The US Supreme Court has ruled unanimously that farmers cannot freely use patented genetically modified soybeans to harvest progeny seeds for subsequent replanting. This outcome is contrary to the doctrine of exhaustion of patent rights under which, once a patented product is sold with the authority of the patentee, it's resale is generally not subject to restriction. By contrast, under the US Plant Variety Protection Act, the progeny seed of a protected plant can be legally saved by the farmer for replanting.

The Court held that "the authorized sale of a patented article gives the purchaser, or any subsequent owner, a right to use or resell that article. Such a sale, however, does not allow the purchaser to make new copies of the patented invention." The Court also held that the term "make," in the grant of exclusivity to the patentee and the prohibition of patent infringement includes "to plant and raise (a crop)." To hold otherwise, the Court said, would deprive the patentee of its lawful monopoly.

In a creative approach, the alleged infringer had tried to argue that soybeans naturally self-replicate or sprout unless they are stored in a controlled manner and therefore any infringement was not his fault!  The Court observed that it was the farmer who:

  • purchased the seeds,
  • planted and managed the crop,
  • exploited the patented resistance of the seeds to the RoundUp herbicide, and
  • marketed or saved the seed to replant.
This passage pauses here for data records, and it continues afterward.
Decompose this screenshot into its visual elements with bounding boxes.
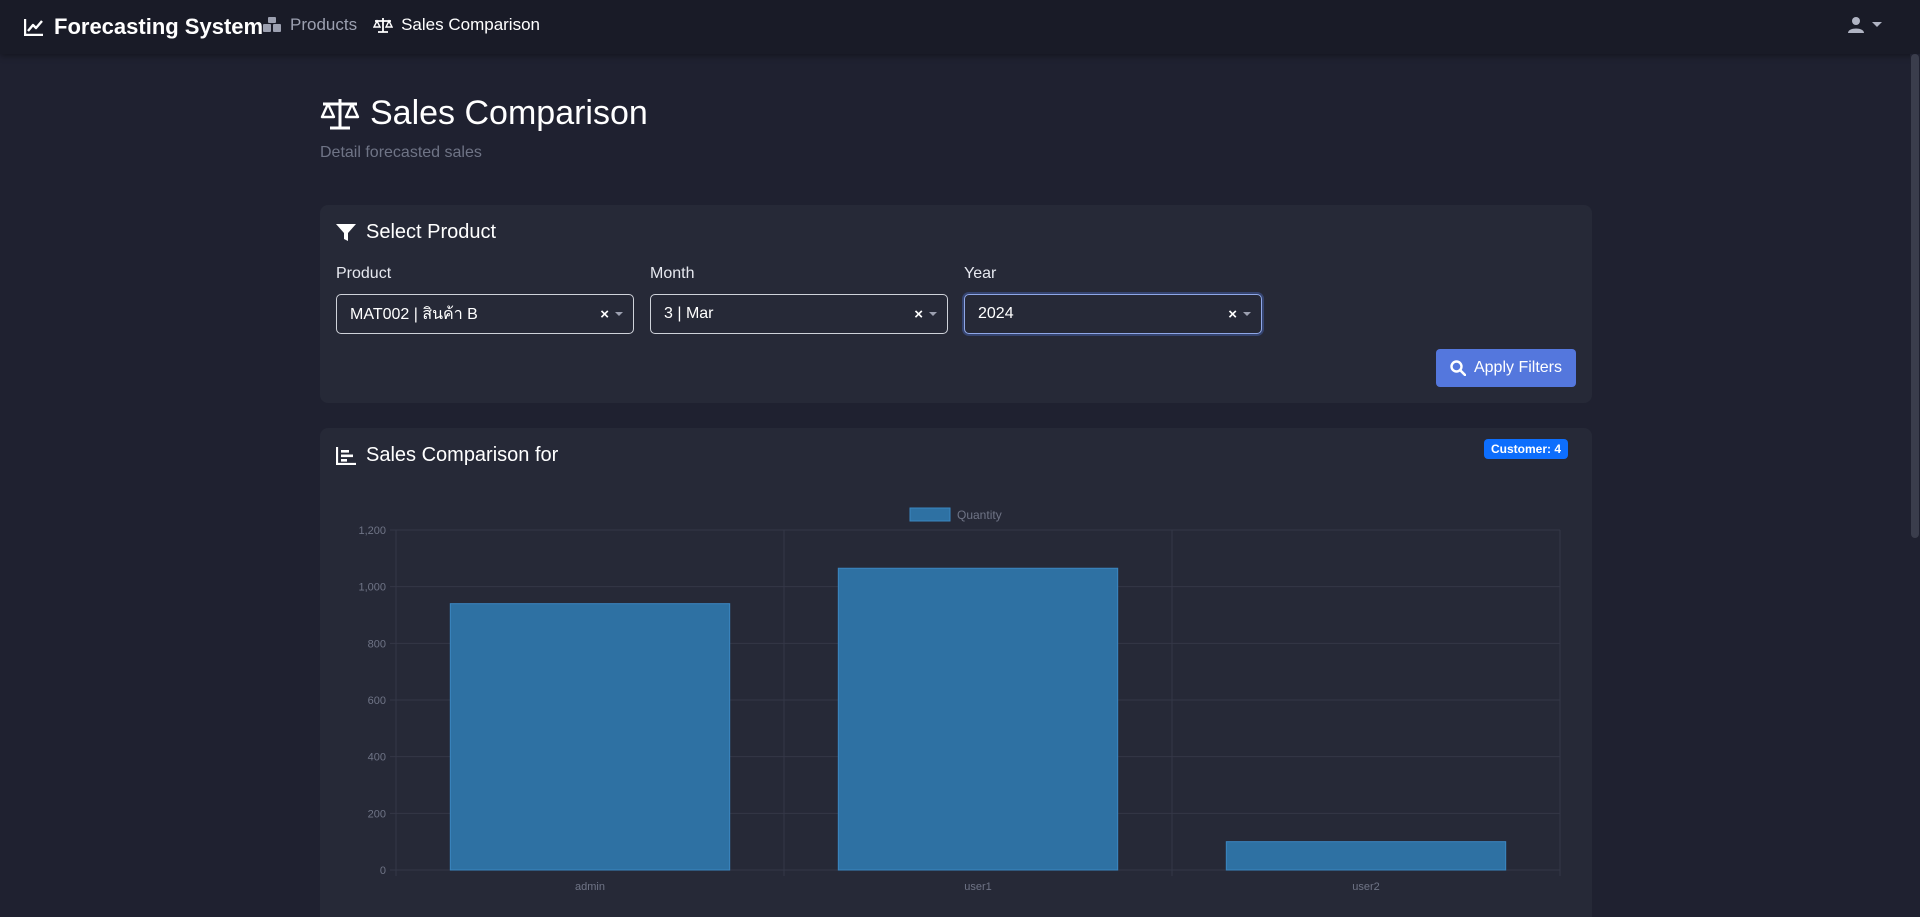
year-field: Year 2024 × bbox=[964, 265, 1262, 334]
product-select-value: MAT002 | สินค้า B bbox=[350, 305, 478, 323]
legend-swatch bbox=[909, 507, 951, 522]
chevron-down-icon bbox=[615, 312, 623, 316]
y-tick-label: 600 bbox=[368, 695, 386, 707]
y-tick-label: 1,200 bbox=[358, 525, 386, 537]
apply-filters-label: Apply Filters bbox=[1473, 359, 1563, 376]
legend-label: Quantity bbox=[957, 508, 1002, 522]
page-subtitle: Detail forecasted sales bbox=[320, 144, 482, 161]
nav-links: Products Sales Comparison bbox=[262, 15, 540, 35]
y-tick-label: 800 bbox=[368, 638, 386, 650]
apply-filters-button[interactable]: Apply Filters bbox=[1436, 349, 1576, 387]
nav-link-products[interactable]: Products bbox=[262, 15, 357, 35]
scrollbar-thumb[interactable] bbox=[1911, 54, 1919, 538]
nav-link-sales-comparison[interactable]: Sales Comparison bbox=[373, 15, 540, 35]
bar-admin bbox=[449, 603, 731, 871]
month-select-value: 3 | Mar bbox=[664, 305, 714, 322]
page-title-text: Sales Comparison bbox=[370, 94, 648, 132]
y-tick-label: 400 bbox=[368, 752, 386, 764]
search-icon bbox=[1450, 360, 1466, 376]
nav-link-sales-comparison-label: Sales Comparison bbox=[401, 15, 540, 34]
x-tick-label: admin bbox=[575, 881, 605, 893]
nav-link-products-label: Products bbox=[290, 15, 358, 34]
product-field: Product MAT002 | สินค้า B × bbox=[336, 265, 634, 334]
chevron-down-icon bbox=[929, 312, 937, 316]
year-label: Year bbox=[964, 265, 997, 282]
chevron-down-icon bbox=[1243, 312, 1251, 316]
brand[interactable]: Forecasting System bbox=[24, 14, 263, 40]
user-icon bbox=[1848, 17, 1864, 33]
user-menu[interactable] bbox=[1848, 16, 1882, 33]
product-select[interactable]: MAT002 | สินค้า B × bbox=[336, 294, 634, 334]
filter-icon bbox=[336, 223, 356, 241]
y-tick-label: 0 bbox=[380, 865, 386, 877]
month-field: Month 3 | Mar × bbox=[650, 265, 948, 334]
clear-icon[interactable]: × bbox=[914, 306, 923, 323]
x-tick-label: user1 bbox=[964, 881, 992, 893]
x-tick-label: user2 bbox=[1352, 881, 1380, 893]
boxes-icon bbox=[263, 17, 281, 32]
bar-user1 bbox=[837, 567, 1119, 871]
page-title: Sales Comparison bbox=[320, 94, 648, 133]
chevron-down-icon bbox=[1872, 22, 1882, 27]
clear-icon[interactable]: × bbox=[600, 306, 609, 323]
product-label: Product bbox=[336, 265, 392, 282]
navbar: Forecasting System Products Sales Compar… bbox=[0, 0, 1920, 54]
bar-user2 bbox=[1225, 841, 1507, 871]
balance-scale-icon bbox=[373, 17, 394, 33]
month-label: Month bbox=[650, 265, 695, 282]
filter-card-title: Select Product bbox=[366, 221, 497, 243]
chart-card: Sales Comparison for Customer: 4 0 200 400… bbox=[320, 428, 1592, 917]
sales-bar-chart: 0 200 400 600 800 1,000 1,200 admin user1 user2 Qu… bbox=[358, 507, 1561, 893]
year-select-value: 2024 bbox=[978, 305, 1014, 322]
balance-scale-icon bbox=[320, 98, 360, 129]
month-select[interactable]: 3 | Mar × bbox=[650, 294, 948, 334]
y-tick-label: 1,000 bbox=[358, 582, 386, 594]
chart-line-icon bbox=[24, 19, 43, 36]
filter-card-header: Select Product bbox=[336, 221, 496, 244]
year-select[interactable]: 2024 × bbox=[964, 294, 1262, 334]
clear-icon[interactable]: × bbox=[1228, 306, 1237, 323]
brand-label: Forecasting System bbox=[54, 14, 264, 39]
filter-card: Select Product Product MAT002 | สินค้า B… bbox=[320, 205, 1592, 403]
y-tick-label: 200 bbox=[368, 808, 386, 820]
The Court thus dismissed the "blame-the-bean" defence placing responsibility for the infringement squarely with the farmer.

US commentators suggest that the decision is a major victory for the biotechnology industry, as it shows that the Supreme Court recognizes patent protection as extending to the progeny of self-reproducing biological inventions.

Bowman v. Monsanto Co., U.S., No 11-796, 5/13/2013.